C For the component cooling water, service water and decay heat removal piping systems which contained these components, the applicable design Code was the ASME Code,Section III, 1971 Edition. This design Code contained specific requirements associated with the location, capacity and types of relief protection required. The inspectors confirmed that the configuration and location of the system OP protection devices was consistent with these requirements for the piping sections containing these components.

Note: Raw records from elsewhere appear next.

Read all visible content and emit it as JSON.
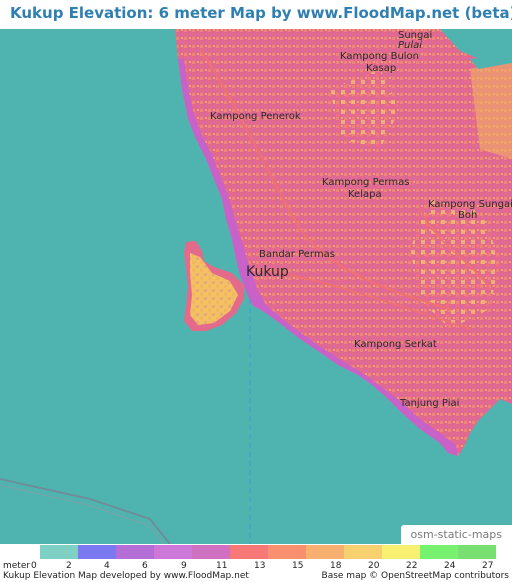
{
  "title": "Kukup Elevation: 6 meter Map by www.FloodMap.net (beta)",
  "colors": {
    "sea": "#4fb4b0",
    "land_low": "#cc66cc",
    "land_mid": "#ff6f7a",
    "land_high": "#f2a060",
    "land_higher": "#f5d86a",
    "title": "#2f7fb0"
  },
  "map": {
    "places": [
      {
        "id": "sungai-pulai",
        "text": "Sungai"
      },
      {
        "id": "pulai",
        "text": "Pulai"
      },
      {
        "id": "kampong-bulon",
        "text": "Kampong Bulon"
      },
      {
        "id": "kasap",
        "text": "Kasap"
      },
      {
        "id": "kampong-penerok",
        "text": "Kampong Penerok"
      },
      {
        "id": "kampong-permas",
        "text": "Kampong Permas"
      },
      {
        "id": "kelapa",
        "text": "Kelapa"
      },
      {
        "id": "kampong-sungai",
        "text": "Kampong Sungai"
      },
      {
        "id": "boh",
        "text": "Boh"
      },
      {
        "id": "bandar-permas",
        "text": "Bandar Permas"
      },
      {
        "id": "kukup",
        "text": "Kukup"
      },
      {
        "id": "kampong-serkat",
        "text": "Kampong Serkat"
      },
      {
        "id": "tanjung-piai",
        "text": "Tanjung Piai"
      }
    ],
    "attribution": "osm-static-maps"
  },
  "legend": {
    "unit": "meter",
    "items": [
      {
        "label": "0",
        "color": "#7ecfc4"
      },
      {
        "label": "2",
        "color": "#7b78f2"
      },
      {
        "label": "4",
        "color": "#b36fd6"
      },
      {
        "label": "6",
        "color": "#cc78d8"
      },
      {
        "label": "9",
        "color": "#d070c0"
      },
      {
        "label": "11",
        "color": "#f87878"
      },
      {
        "label": "13",
        "color": "#f89070"
      },
      {
        "label": "15",
        "color": "#f8b070"
      },
      {
        "label": "18",
        "color": "#f8d070"
      },
      {
        "label": "20",
        "color": "#f8f070"
      },
      {
        "label": "22",
        "color": "#78f070"
      },
      {
        "label": "24",
        "color": "#78e070"
      },
      {
        "label": "27",
        "color": ""
      }
    ]
  },
  "footer": {
    "left": "Kukup Elevation Map developed by www.FloodMap.net",
    "right": "Base map © OpenStreetMap contributors"
  }
}
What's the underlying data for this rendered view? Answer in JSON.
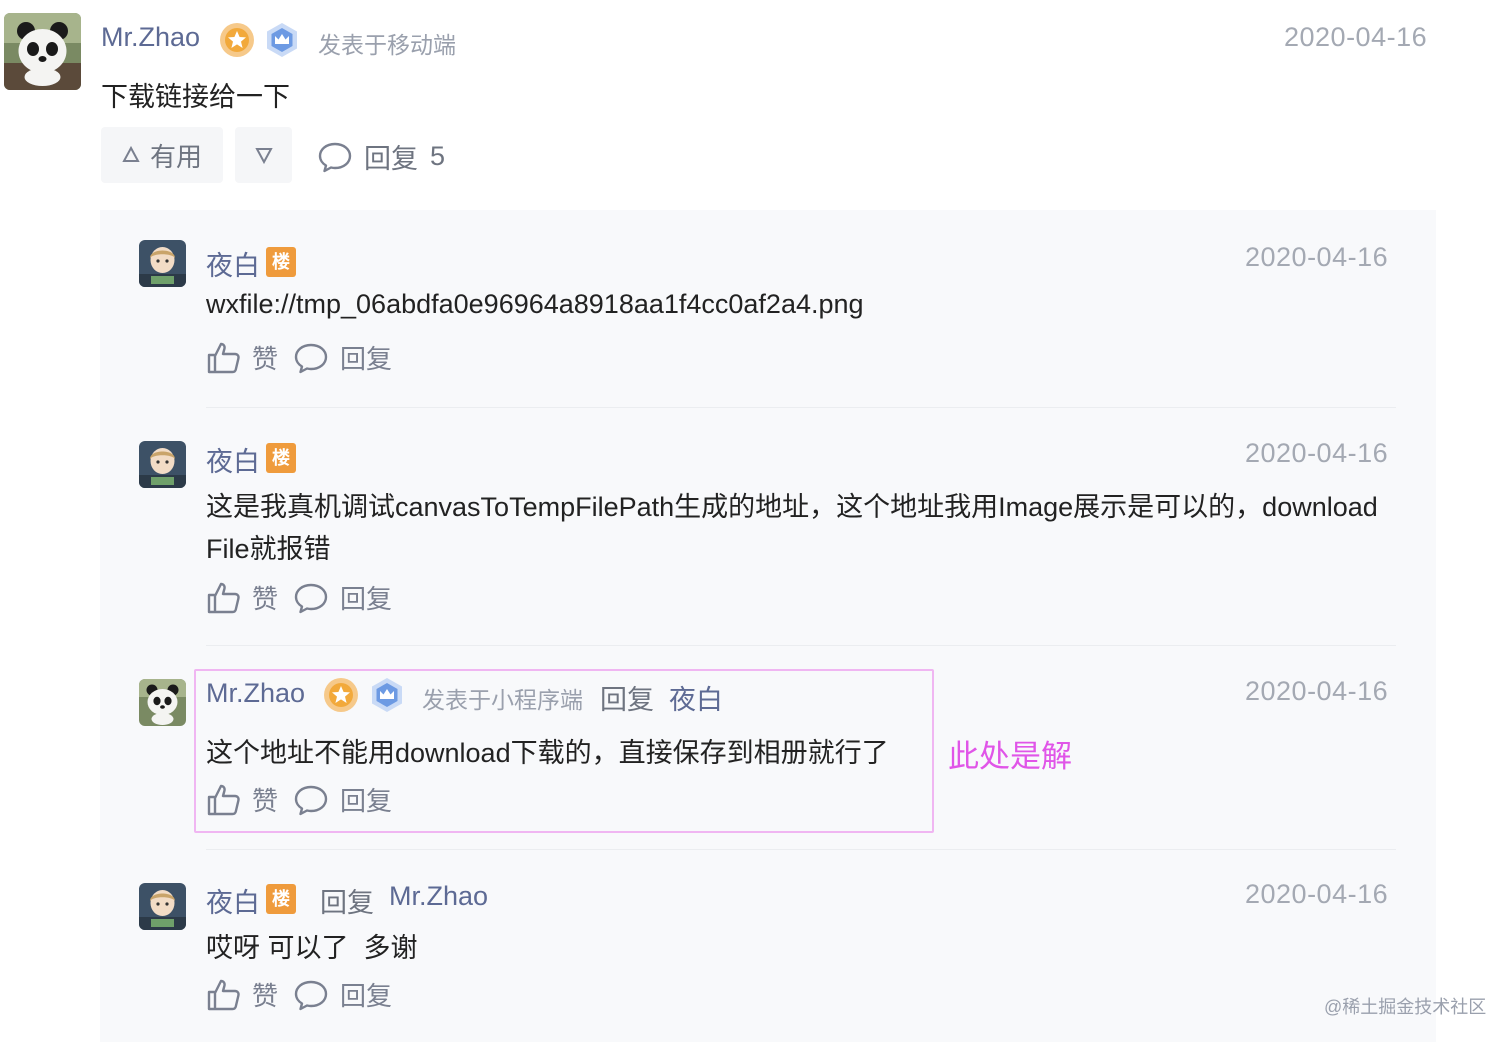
{
  "main": {
    "author": "Mr.Zhao",
    "source": "发表于移动端",
    "date": "2020-04-16",
    "content": "下载链接给一下",
    "useful_label": "有用",
    "reply_label": "回复",
    "reply_count": "5"
  },
  "replies": [
    {
      "author": "夜白",
      "badge": "楼",
      "date": "2020-04-16",
      "content": "wxfile://tmp_06abdfa0e96964a8918aa1f4cc0af2a4.png",
      "like_label": "赞",
      "reply_label": "回复"
    },
    {
      "author": "夜白",
      "badge": "楼",
      "date": "2020-04-16",
      "content_line1": "这是我真机调试canvasToTempFilePath生成的地址，这个地址我用Image展示是可以的，download",
      "content_line2": "File就报错",
      "like_label": "赞",
      "reply_label": "回复"
    },
    {
      "author": "Mr.Zhao",
      "source": "发表于小程序端",
      "reply_word": "回复",
      "reply_to": "夜白",
      "date": "2020-04-16",
      "content": "这个地址不能用download下载的，直接保存到相册就行了",
      "like_label": "赞",
      "reply_label": "回复"
    },
    {
      "author": "夜白",
      "badge": "楼",
      "reply_word": "回复",
      "reply_to": "Mr.Zhao",
      "date": "2020-04-16",
      "content": "哎呀 可以了  多谢",
      "like_label": "赞",
      "reply_label": "回复"
    }
  ],
  "annotation": "此处是解",
  "watermark": "@稀土掘金技术社区",
  "colors": {
    "name": "#5d6a94",
    "badge": "#ef9b3c",
    "annotation": "#e055e8",
    "highlight_border": "#f0b6f2"
  }
}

For these systems and components, the licensee had not produced a written document that explicitly identified how the applicable OP protection requirements from the design Codes were implemented. Without a written record describing how the Code OP protection requirements were implemented, the inspectors were concerned that changes to the plant design or operation could place these systems/components outside the Code design basis. For example a change in plant operating lineups or system components could render the Code OP protection strategy ineffective and ultimately result in damaged equipment. Based upon this observation, the licensee implemented actions (CR 04-0052) to document the OP protection strategy for these systems and components in controlled safety-related calculations.

In conclusion, the inspectors did not identify any system normal or emergency operating configurations or lineups that would result in isolating the CACs, EDGJW coolers and DHR coolers from OP protection devices, without considering these components and associated

piping systems inoperable. Further, no deviations from applicable Code requirements were identified with respect to location of relief protection devices for these components. Therefore, URI 50-346/2002-014-06 is considered closed.

Reference Material - Inspection Report No. 50-346/04-02.